The Taiwan Expedition: New Perspectives on Japanese Imperialism and the Meiji Restoration

Robert Eskildsen, Senior Associate Professor, Department of History, International Christian University, Tokyo

Co-sponsored by East Asian Studies and History

In the spring of 1874 the Japanese government sent an expedition to southern Taiwan ostensibly to punish indigenous villagers who had murdered dozens of people from Ryūkyū. Contemporary records show that the Japanese government also attempted to colonize eastern Taiwan and it justified its actions using the argument that a state must spread civilization and political authority to territories where it claimed sovereignty. The expedition took place in the context of the unequal treaty system in East Asia and during the contentious early years the Meiji period, and it shows how Japan’s new foreign policy stance in the 1870s combined elements taken from Western imperialism with revolutionary changes in Japan after the Meiji Restoration (1868). The new foreign policy stance spread the effects of the Restoration beyond Japan and accelerated the disruption of dynastic power in East Asia.

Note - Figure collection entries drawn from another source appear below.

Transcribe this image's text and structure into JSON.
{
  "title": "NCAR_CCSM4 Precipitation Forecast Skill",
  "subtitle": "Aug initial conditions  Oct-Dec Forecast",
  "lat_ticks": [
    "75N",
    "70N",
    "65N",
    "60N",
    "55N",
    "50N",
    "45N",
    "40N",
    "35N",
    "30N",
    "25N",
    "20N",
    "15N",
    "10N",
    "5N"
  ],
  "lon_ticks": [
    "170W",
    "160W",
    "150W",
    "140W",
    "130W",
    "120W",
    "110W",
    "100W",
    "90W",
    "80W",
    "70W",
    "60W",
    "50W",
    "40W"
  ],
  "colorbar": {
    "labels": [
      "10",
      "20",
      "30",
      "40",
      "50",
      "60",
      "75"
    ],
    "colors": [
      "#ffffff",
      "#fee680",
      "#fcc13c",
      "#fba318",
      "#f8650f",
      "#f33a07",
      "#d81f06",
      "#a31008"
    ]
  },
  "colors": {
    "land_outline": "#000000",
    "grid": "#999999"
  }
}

Robert Eskildsen is a Senior Associate Professor in the Department of History at International Christian University, Tokyo. He received a PhD in modern Japanese history from Stanford University in 1998. He has published articles on the topic in the American Historical Review and The Journal of Asian Studies, and his book Transforming Empire in Japan and East Asia: The Taiwan Expedition and the Birth of Japanese Imperialism was published by Palgrave Macmillan in 2019.